EO présente des arguments convaincants sur ce que cela pourrait être de découvrir le monde en tant qu'âne (Crédit : Skopia Film)

Au cours de la dernière décennie, les cinéastes – en particulier dans le domaine du documentaire – ont regardé au-delà des humains, mettant au premier plan les histoires et les perspectives des animaux. Kedi (2016) et Stray (2020) ont suivi respectivement des chats et des chiens errants, alors qu'ils parcouraient les rues d'Istanbul, tentant de se tailler une place dans cette métropole agitée. Rabbit à la Berlin (2009) de Bartek Konopka a été vanté pour avoir montré une toute nouvelle perspective sur la chute du mur de Berlin – à travers les yeux des lapins qui vivaient tranquillement, pour la plupart à l'abri des conflits humains, dans la zone entre l'Allemagne de l'Est et l'Allemagne de l'Ouest. . Bestiaire de Denis Coté (2012) observe la relation entre l'animal captif et le regard humain, Bovines ou la Vraie Vie des Vaches d'Emmanuel Gras s'intéresse à la vie intérieure du bétail et le décor de basse-cour sans paroles de Victor Kossakovsky le documentaire Gunda (2021) centré sur une mère cochonne.
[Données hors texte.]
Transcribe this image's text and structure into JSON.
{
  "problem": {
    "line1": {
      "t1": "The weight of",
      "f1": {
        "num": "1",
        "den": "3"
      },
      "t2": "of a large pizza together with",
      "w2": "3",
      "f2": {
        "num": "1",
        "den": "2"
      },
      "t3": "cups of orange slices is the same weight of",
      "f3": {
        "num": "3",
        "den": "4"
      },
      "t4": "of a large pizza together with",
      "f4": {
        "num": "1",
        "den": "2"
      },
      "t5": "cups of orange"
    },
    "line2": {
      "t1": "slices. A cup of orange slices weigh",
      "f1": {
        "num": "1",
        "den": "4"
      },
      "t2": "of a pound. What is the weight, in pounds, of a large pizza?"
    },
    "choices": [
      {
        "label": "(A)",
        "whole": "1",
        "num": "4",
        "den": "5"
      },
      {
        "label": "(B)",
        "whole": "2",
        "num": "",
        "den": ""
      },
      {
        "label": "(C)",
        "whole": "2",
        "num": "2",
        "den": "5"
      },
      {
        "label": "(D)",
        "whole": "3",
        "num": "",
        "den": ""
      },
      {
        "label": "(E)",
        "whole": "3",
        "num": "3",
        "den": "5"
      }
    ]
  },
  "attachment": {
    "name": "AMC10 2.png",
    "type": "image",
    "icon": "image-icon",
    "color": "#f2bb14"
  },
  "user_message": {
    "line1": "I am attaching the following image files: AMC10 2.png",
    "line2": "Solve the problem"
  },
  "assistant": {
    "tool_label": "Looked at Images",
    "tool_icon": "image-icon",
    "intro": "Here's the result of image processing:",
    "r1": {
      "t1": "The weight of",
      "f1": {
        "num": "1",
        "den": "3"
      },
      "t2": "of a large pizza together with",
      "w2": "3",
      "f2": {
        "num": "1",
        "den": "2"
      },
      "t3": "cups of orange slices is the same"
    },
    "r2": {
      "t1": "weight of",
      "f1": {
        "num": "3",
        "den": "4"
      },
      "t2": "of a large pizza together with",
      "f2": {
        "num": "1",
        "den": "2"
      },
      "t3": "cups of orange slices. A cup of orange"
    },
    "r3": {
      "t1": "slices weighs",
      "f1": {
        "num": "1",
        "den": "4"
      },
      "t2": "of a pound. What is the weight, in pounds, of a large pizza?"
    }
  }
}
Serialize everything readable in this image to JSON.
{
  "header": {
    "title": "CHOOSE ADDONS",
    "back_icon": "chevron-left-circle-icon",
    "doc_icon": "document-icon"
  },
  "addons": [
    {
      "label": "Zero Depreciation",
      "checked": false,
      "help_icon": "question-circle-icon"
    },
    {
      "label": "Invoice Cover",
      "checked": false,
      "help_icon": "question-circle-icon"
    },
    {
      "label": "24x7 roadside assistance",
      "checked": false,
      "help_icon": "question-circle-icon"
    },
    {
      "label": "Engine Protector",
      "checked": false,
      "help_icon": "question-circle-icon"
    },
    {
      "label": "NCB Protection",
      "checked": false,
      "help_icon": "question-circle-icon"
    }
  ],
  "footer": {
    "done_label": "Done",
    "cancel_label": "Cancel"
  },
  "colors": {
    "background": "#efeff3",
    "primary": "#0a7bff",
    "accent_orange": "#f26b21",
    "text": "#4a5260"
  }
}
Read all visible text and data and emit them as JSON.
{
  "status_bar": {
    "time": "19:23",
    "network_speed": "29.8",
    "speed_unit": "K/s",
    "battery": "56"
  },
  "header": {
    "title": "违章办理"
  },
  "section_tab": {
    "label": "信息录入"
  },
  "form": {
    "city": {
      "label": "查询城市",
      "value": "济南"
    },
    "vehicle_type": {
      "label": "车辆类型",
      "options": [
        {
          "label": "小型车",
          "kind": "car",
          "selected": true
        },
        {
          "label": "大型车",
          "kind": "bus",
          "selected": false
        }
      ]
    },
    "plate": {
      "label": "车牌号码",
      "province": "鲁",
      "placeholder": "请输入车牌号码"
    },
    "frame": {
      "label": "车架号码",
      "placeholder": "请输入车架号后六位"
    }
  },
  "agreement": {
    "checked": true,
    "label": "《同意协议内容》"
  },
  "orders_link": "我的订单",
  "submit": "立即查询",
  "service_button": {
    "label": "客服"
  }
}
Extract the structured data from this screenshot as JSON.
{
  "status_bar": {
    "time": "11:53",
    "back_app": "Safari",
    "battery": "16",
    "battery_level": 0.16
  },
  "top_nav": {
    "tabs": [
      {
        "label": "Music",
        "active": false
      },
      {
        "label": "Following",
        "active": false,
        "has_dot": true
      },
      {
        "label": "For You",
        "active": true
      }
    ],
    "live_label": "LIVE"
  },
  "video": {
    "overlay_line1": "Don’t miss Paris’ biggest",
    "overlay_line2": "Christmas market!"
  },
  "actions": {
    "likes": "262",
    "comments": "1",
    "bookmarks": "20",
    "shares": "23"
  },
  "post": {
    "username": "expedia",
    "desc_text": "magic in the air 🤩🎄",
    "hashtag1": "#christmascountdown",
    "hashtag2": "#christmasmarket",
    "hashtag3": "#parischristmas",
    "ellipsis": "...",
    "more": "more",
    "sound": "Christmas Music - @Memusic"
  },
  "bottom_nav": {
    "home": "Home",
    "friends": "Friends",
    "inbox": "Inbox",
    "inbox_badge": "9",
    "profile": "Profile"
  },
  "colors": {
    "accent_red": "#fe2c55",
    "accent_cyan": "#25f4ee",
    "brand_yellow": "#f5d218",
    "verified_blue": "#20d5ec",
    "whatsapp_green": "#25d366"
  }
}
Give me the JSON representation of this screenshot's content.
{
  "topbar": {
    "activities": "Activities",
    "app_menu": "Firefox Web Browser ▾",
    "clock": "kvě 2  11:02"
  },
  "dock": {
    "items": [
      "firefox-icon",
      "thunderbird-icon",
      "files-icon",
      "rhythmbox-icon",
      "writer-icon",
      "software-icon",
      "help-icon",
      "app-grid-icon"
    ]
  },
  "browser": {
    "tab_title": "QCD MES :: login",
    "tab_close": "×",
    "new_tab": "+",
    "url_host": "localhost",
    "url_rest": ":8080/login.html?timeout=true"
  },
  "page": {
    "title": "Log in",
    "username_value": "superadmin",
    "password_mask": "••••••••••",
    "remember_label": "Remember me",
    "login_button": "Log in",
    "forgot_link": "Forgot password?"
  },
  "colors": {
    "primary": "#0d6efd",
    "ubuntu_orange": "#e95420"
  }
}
Le premier long métrage documentaire de la réalisatrice britannique Andrea Arnold, Cow (2021), visait à « montrer la vitalité d'un animal non humain », a-t-elle déclaré à Vulture. "Notre relation avec les millions de vies non humaines que nous utilisons fait partie intégrante de notre existence. J'ai créé Cow pour inviter à un engagement dans ce domaine", a-t-elle écrit dans The Guardian.

Cette nouvelle curiosité pour une perspective créaturenelle trouve progressivement sa place dans le cinéma de fiction. White God (2014) renverse le récit typique d'attaques animales de films comme The Birds (1963) et Planet of the Apes (1968), décrivant un soulèvement animal du point de vue d'un chien enfermé dans une fourrière. Lost and Beautiful (2015) du réalisateur italien Pietro Marcello est un pseudo-documentaire sur le personnage fantoche Pulcinella, raconté en partie par le buffle qu'il conduit au sanctuaire. Pig (2021) de Michael Sarnoski, avec Nicolas Cage, doit son nom à son porc chasseur de truffes, dans lequel le monde naturel semble être en jeu. Cette année, The Banshees of Inisherin de Martin McDonagh, nominé aux Oscars, présente une performance digne d'une ovation de Jenny l'Âne et accorde beaucoup plus d'attention aux gradations émotionnelles de ses acteurs animaux. Dans le passé, les acteurs animaliers ont souvent été relégués dans des films sentimentaux pour enfants comme Lassie Come Home (1943) ou Babe (1995).